D’une manière générale, les résultats de notre investigation dévoilent que le manuel analysé reflète une faible prise en charge de la dimension interculturelle. En effet, le manque de contenus spécifiques à la formation interculturelle est important malgré la timide ouverture du manuel à la culture française. Nous remarquons qu’il y a très peu de références aux habitudes de la vie quotidienne des apprenants, aux conditions de vie, aux relations interpersonnelles, au système de valeurs, aux croyances, au savoir-faire, aux comportements. .
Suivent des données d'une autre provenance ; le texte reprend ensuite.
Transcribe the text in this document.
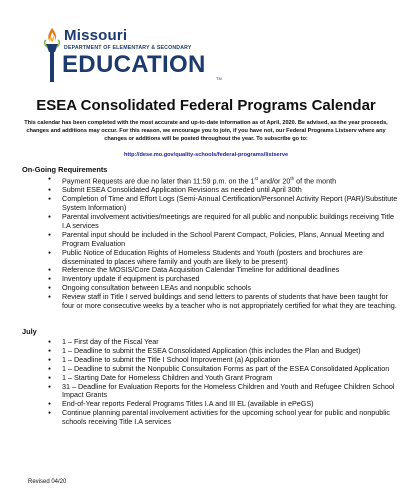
Missouri
DEPARTMENT OF ELEMENTARY & SECONDARY
EDUCATION
TM
ESEA Consolidated Federal Programs Calendar

This calendar has been completed with the most accurate and up-to-date information as of April, 2020. Be advised, as the year proceeds, changes and additions may occur. For this reason, we encourage you to join, if you have not, our Federal Programs Listserv where any changes or additions will be posted throughout the year. To subscribe go to:

http://dese.mo.gov/quality-schools/federal-programs/listserve

On-Going Requirements

● Payment Requests are due no later than 11:59 p.m. on the 1st and/or 20th of the month
● Submit ESEA Consolidated Application Revisions as needed until April 30th
● Completion of Time and Effort Logs (Semi-Annual Certification/Personnel Activity Report (PAR)/Substitute System Information)
● Parental involvement activities/meetings are required for all public and nonpublic buildings receiving Title I.A services
● Parental input should be included in the School Parent Compact, Policies, Plans, Annual Meeting and Program Evaluation
● Public Notice of Education Rights of Homeless Students and Youth (posters and brochures are disseminated to places where family and youth are likely to be present)
● Reference the MOSIS/Core Data Acquisition Calendar Timeline for additional deadlines
● Inventory update if equipment is purchased
● Ongoing consultation between LEAs and nonpublic schools
● Review staff in Title I served buildings and send letters to parents of students that have been taught for four or more consecutive weeks by a teacher who is not appropriately certified for what they are teaching.

July

● 1 – First day of the Fiscal Year
● 1 – Deadline to submit the ESEA Consolidated Application (this includes the Plan and Budget)
● 1 – Deadline to submit the Title I School Improvement (a) Application
● 1 – Deadline to submit the Nonpublic Consultation Forms as part of the ESEA Consolidated Application
● 1 – Starting Date for Homeless Children and Youth Grant Program
● 31 – Deadline for Evaluation Reports for the Homeless Children and Youth and Refugee Children School Impact Grants
● End-of-Year reports Federal Programs Titles I.A and III EL (available in ePeGS)
● Continue planning parental involvement activities for the upcoming school year for public and nonpublic schools receiving Title I.A services

Revised 04/20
Nous notons l’absence, dans le manuel, d’objets relatifs à l’art, à la culture et au sport, au théâtre, au cinéma. Or, Il est impératif que les textes choisis soient en adéquation avec l’époque de l’apprenant car la description des faits culturels anciens pourraient être en décalage avec le présent de l’élève et par conséquent, la motivation des apprenants n’est pas stimulée.
Nous supposons que peu d’intérêt est accordé au volet culturel dans l’élaboration du manuel, ce qui certainement freine et ne peut participer au développement de la compétence interculturelle de l’apprenant.
Les orientations recommandent explicitement la prise en charge de la dimension culturelle. Or, l’accent semble être mis sur un apprentissage basé essentiellement sur la maîtrise de la langue. Les concepteurs du manuel semblent se focaliser beaucoup plus sur la langue. En effet, la proportion importante des exercices de langue préconisée et l’annonce de l’objectif ainsi que les principes méthodologiques dans le sommaire du manuel traduit explicitement les intentions des concepteurs du livre : la dimension utilitaire
Toute recherche suppose des difficultés, la nôtre n’en fait pas exception. En effet, la courte durée de la recherche et le peu de moyens mis à notre disposition pourraient avoir une influence sur les résultats trouvés. Par ailleurs, nous devons signaler que l’analyse du contenu d’un manuel est une activité difficile nécessitant un travail théorique et pratique d’investigation énorme pour prétendre proposer des conclusions valides. Peut-être, c’est pour cela que nous avons choisi la facilité, nous avons opté pour la méthode descriptive.
En ce qui nous intéresse, cette recherche a été pour nous une riche formation qui nous a amené à prendre conscience de l’importance de ce domaine .Nous avons découvert, également, un ensemble d’éléments théoriques très utiles, qui étaient pour nous inconnus avant d’entamer ce travail de recherche.